The Project Gutenberg EBook of In The Far North, by Louis Becke
This eBook is for the use of anyone anywhere at no cost and with
almost no restrictions whatsoever. You may copy it, give it away or
re-use it under the terms of the Project Gutenberg License included
with this eBook or online at www.gutenberg.org
Title: In The Far North
1901
Author: Louis Becke
Release Date: April 12, 2008 [EBook #25059]
Language: English
Character set encoding: ASCII
*** START OF THIS PROJECT GUTENBERG EBOOK IN THE FAR NORTH ***
Produced by David Widger
IN THE FAR NORTH
From "The Tapu Of Banderah and Other Stories"
By Louis Becke
C. Arthur Pearson Ltd.
1901
"Out on the wastes of the Never Never--
That's where the dead men lie!
There where the heat-waves dance for ever--
That's where the dead men lie!"
(Barcroft Boake,
in the Sydney Bulletin.)
I
Jack Barrington, nominal owner of Tinandra Downs cattle station on the
Gilbert River in the far north of North Queensland, was riding slowly
over his run, when, as the fierce rays of a blazing sun, set in a sky of
brass, smote upon his head and shoulders and his labouring stock-horse
plodded wearily homewards over the spongy, sandy soil, the lines
of Barcroft Boake came to his mind, and, after he had repeated them
mentally, he cursed aloud.
"_That's where the dead men lie!_ Poor Boake must have thought of this
God-forsaken part of an utterly God-forsaken country, I think, when he
wrote 'Out where the Dead Men Lie.' For I believe that God Almighty has
forgotten it!

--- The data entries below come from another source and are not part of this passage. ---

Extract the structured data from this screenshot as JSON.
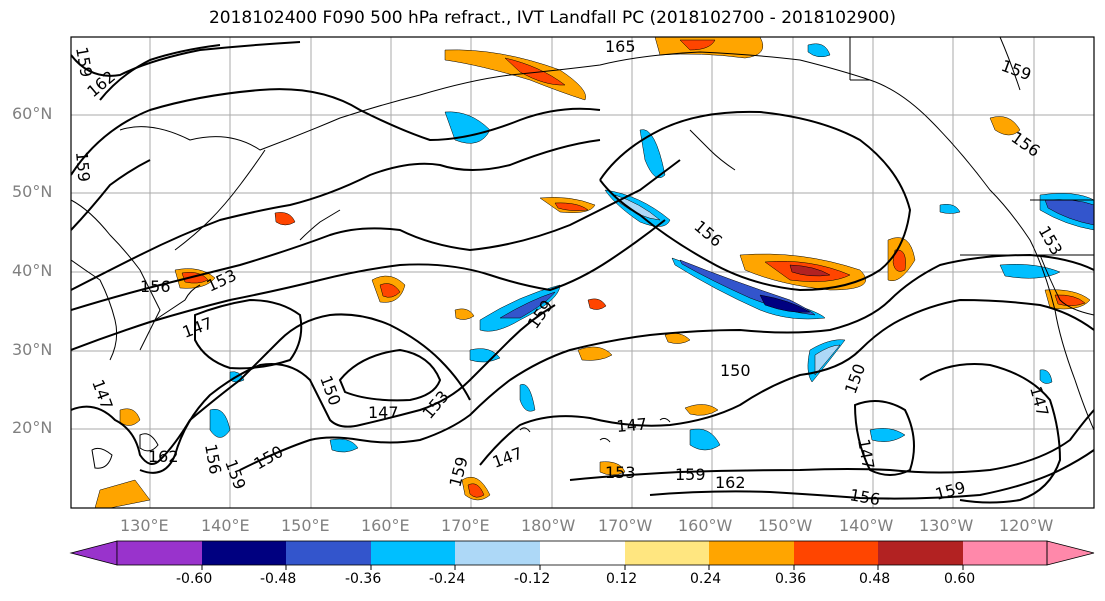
{
  "title": "2018102400 F090 500 hPa refract., IVT Landfall PC (2018102700 - 2018102900)",
  "lat_labels": [
    "60°N",
    "50°N",
    "40°N",
    "30°N",
    "20°N"
  ],
  "lon_labels": [
    "130°E",
    "140°E",
    "150°E",
    "160°E",
    "170°E",
    "180°W",
    "170°W",
    "160°W",
    "150°W",
    "140°W",
    "130°W",
    "120°W"
  ],
  "contour_labels": [
    "165",
    "162",
    "159",
    "159",
    "156",
    "153",
    "147",
    "156",
    "153",
    "162",
    "159",
    "156",
    "150",
    "150",
    "147",
    "153",
    "159",
    "147",
    "147",
    "153",
    "159",
    "162",
    "150",
    "150",
    "156",
    "159",
    "147",
    "147",
    "147",
    "156",
    "159",
    "159"
  ],
  "colorbar": {
    "ticks": [
      "-0.60",
      "-0.48",
      "-0.36",
      "-0.24",
      "-0.12",
      "0.12",
      "0.24",
      "0.36",
      "0.48",
      "0.60"
    ],
    "colors": [
      "#9933cc",
      "#000080",
      "#3355cc",
      "#00bfff",
      "#add8f7",
      "#ffffff",
      "#ffe680",
      "#ffa500",
      "#ff4500",
      "#b22222",
      "#ff88aa"
    ]
  },
  "colors": {
    "coast": "#000000",
    "grid": "#aaaaaa",
    "contour": "#000000",
    "axis_label": "#808080"
  }
}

Oh for rain, rain, rain! Rain to send the Gilbert down
in a howling yellow flood, and turn this blarsted spinifex waste of
scorching sand and desolation into green grass--and save me and the
youngsters from giving it best, and going under altogether.... Boake
knew this cursed country well.... I wonder if he ever 'owned' a
station--one with a raging drought, a thundering mortgage, and a
worrying and greedy bank sooling him on to commit suicide, or else
provide rain as side issues.... I don't suppose he had a wife and
children to leave to the mercy of the Australian Pastoralists' Bank.
D----n and curse the Australian Pastoralists' Bank, and the drought, and
this scorching sand and hateful spinifex--and God help the poor cattle!"